Et elle dut consoler Denise, qui était retombée la tête sur le traversin, sanglotant, répétant qu'elle finirait par s'en aller, puisqu'on lui prêtait sans cesse toutes sortes d'histoires, qui ne pouvaient seulement lui entrer dans le crâne. Sans doute, quand un homme aimait une femme, il devait l'épouser. Mais elle ne demandait rien, elle ne calculait rien, elle suppliait seulement qu'on la laissât vivre tranquille, avec ses chagrins et ses joies, comme tout le monde. Elle s'en irait.

A la même minute, en bas, Mouret traversait les magasins. Il avait voulu s'étourdir, en visitant les travaux une fois encore. Des mois s'étaient écoulés, la façade dressait maintenant ses lignes monumentales, derrière la vaste chemise de planches qui la cachait au public. Toute une armée de décorateurs se mettaient à l'œuvre : des marbriers, des faïenciers, des mosaïstes ; on dorait le groupe central au-dessus de la porte, tandis que, surl'acrotère, on scellait déjà les piédestaux qui devaient recevoir les statues des villes manufacturières de la France. Du matin au soir, le long de la rue du Dix-Décembre, ouverte depuis peu, stationnaient une foule de badauds, le nez en l'air, ne voyant rien, mais préoccupés des merveilles qu'on se racontait de cette façade, dont l'inauguration allait révolutionner Paris. Et c'était sur ce chantier enfiévré de travail, au milieu des artistes achevant la réalisation de son rêve, commencée par les maçons, que Mouret venait de sentir plus amèrement que jamais la vanité de sa fortune. La pensée de Denise lui avait brusquement serré la poitrine, cette pensée qui, sans relâche, le traversait d'une flamme, comme l'élancement d'un mal inguérissable. Il s'était enfui, il n'avait pas trouvé un mot de satisfaction, craignant de montrer ses larmes, laissant derrière lui le dégoût du triomphe. Cette façade, qui se trouvait debout enfin, lui semblait petite, pareille à un de ces murs de sable que les gamins bâtissent, et l'on aurait pu la prolonger d'un faubourg de la cité à l'autre, l'élever jusqu'aux étoiles, elle n'aurait pas rempli le vide de son cœur, que seul le " oui " d'une enfant pouvait combler.

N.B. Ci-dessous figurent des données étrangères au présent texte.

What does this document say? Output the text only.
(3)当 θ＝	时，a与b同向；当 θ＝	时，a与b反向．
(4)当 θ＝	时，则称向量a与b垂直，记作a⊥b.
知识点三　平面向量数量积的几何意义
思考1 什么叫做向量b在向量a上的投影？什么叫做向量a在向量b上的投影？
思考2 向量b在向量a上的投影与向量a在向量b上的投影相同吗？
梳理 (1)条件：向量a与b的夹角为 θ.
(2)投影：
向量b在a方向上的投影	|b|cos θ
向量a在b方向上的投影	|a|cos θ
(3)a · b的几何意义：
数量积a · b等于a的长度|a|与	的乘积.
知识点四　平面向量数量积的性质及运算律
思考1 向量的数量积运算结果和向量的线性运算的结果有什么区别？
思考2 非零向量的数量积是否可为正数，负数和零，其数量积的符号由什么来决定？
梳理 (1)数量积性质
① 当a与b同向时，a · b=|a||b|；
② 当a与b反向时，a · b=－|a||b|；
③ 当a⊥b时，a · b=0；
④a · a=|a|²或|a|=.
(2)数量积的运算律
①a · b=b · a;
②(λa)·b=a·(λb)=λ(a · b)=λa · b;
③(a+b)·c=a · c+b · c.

Lorsque Mouret rentra dans son cabinet, il étouffait de sanglots contenus. Que voulait-elle donc ? il n'osait plus lui offrir de l'argent, l'idée confuse d'un mariage se levait, au milieu de ses révoltes de jeune veuf. Et, dans l'énervement de son impuissance, ses larmes coulèrent. Il était malheureux.